At 01:20, five seconds after passing waypoint IGARI assigned to Singapore,7 and 90 seconds after its last radio transmission, the transponder – the main means of communication between the aircraft and air traffic control – is switched off. Or it switches itself off. The button is located between the seats of the two pilots. Switching the button is as easy as turning a car radio on or off, requiring a quarter-turn in one direction or the other. But switching the transponder off between two air traffic control zones is an extraordinary thing to do – and highly suspicious. According to the information provided by the Malaysian authorities one week later, the aircraft first turns to starboard for a few seconds, and then starts making a U-turn to the port side and heads west-south-west. Then the ACARS system (which automatically controls the sending of technical information) is switched off as well. Or, again, it switches itself off somehow. Pilots are not even taught the procedure for doing this, because there is no imaginable reason for switching off the ACARS system, never any justification for doing so, whatever the situation. Although often described later as ‘complicated’, the procedure is in fact not particularly complex. With three clicks on the communications page of the trackpad, it is possible to deactivate the three transmission modes. The two actions – switching off the transponder and, a little later, the ACARS system – at first sight rule out the most frequently encountered scenarios in any accident: technical failure, pilot suicide and in-flight explosion. They suggest that someone has taken control of the aircraft in a way that has never previously occurred in the history of aviation.8

Deprived of its ACARS system, the aircraft does not transmit even the slightest item of technical information, which, when relayed by satellite, could have enabled it to be located. And so the 01:37 ACARS bulletin is not sent. Nor is the 02:07 bulletin. Is the alarm raised immediately at Boeing, Rolls-Royce and Malaysia Airlines? At first sight, yes, ‘necessarily’, assume all the experts questioned just after the aircraft’s disappearance. But not a single comment, explanation or technical insight will be forthcoming from the American plane maker Boeing or the British jet engine manufacturer Rolls-Royce, these two cornerstones of the global aircraft industry. When Air France Flight 447 went down between Rio de Janeiro and Paris in 2009, the last ACARS bulletin made it possible to locate the crash site, as the indications gave the crash time to within five minutes.

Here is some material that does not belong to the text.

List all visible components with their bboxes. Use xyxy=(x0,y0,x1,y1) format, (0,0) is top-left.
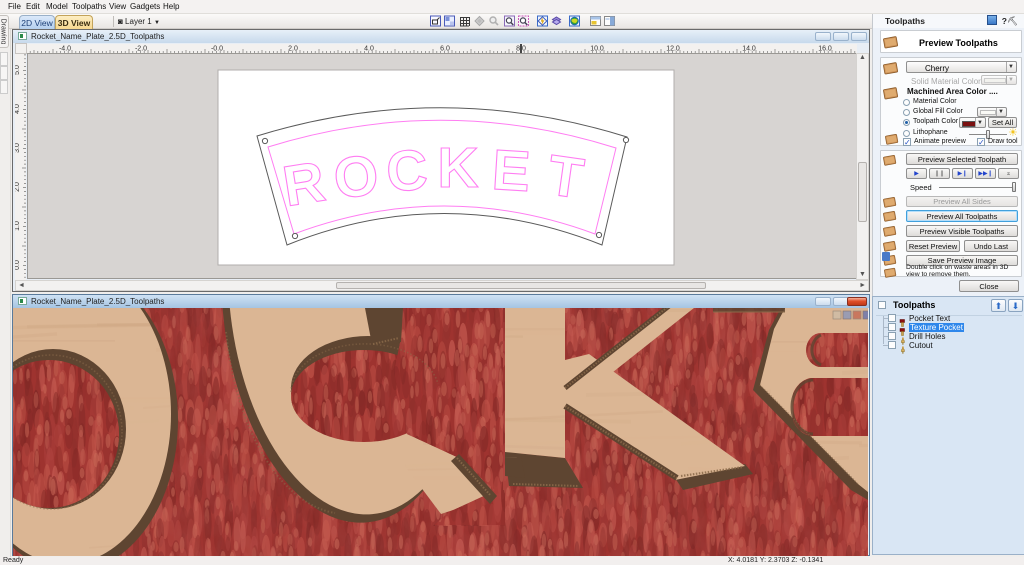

So has a perfect hijacking, leaving no trace, just taken place? Or, more accurately, an almost perfect hijacking. For even though it is no longer transmitting signals, the aircraft automatically receives a silent electromagnetic signal, called a ‘handshake ping’. Only the echo of the ping indicates whether it has been received. Until this unique situation arose, these pings had never been used for the purpose of locating an aircraft. Mathematical extrapolations of the highest order of complexity will be needed in an effort to interpret these last indications of the aircraft’s whereabouts, and thus deduce from them its final trajectory.

After the message ‘Good night, Malaysian three seven zero’, we know nothing more of what happened in the sky on board MH370. On the ground, however, it is the start of many hours of tragic blundering, during which time the Boeing vanished into thin air.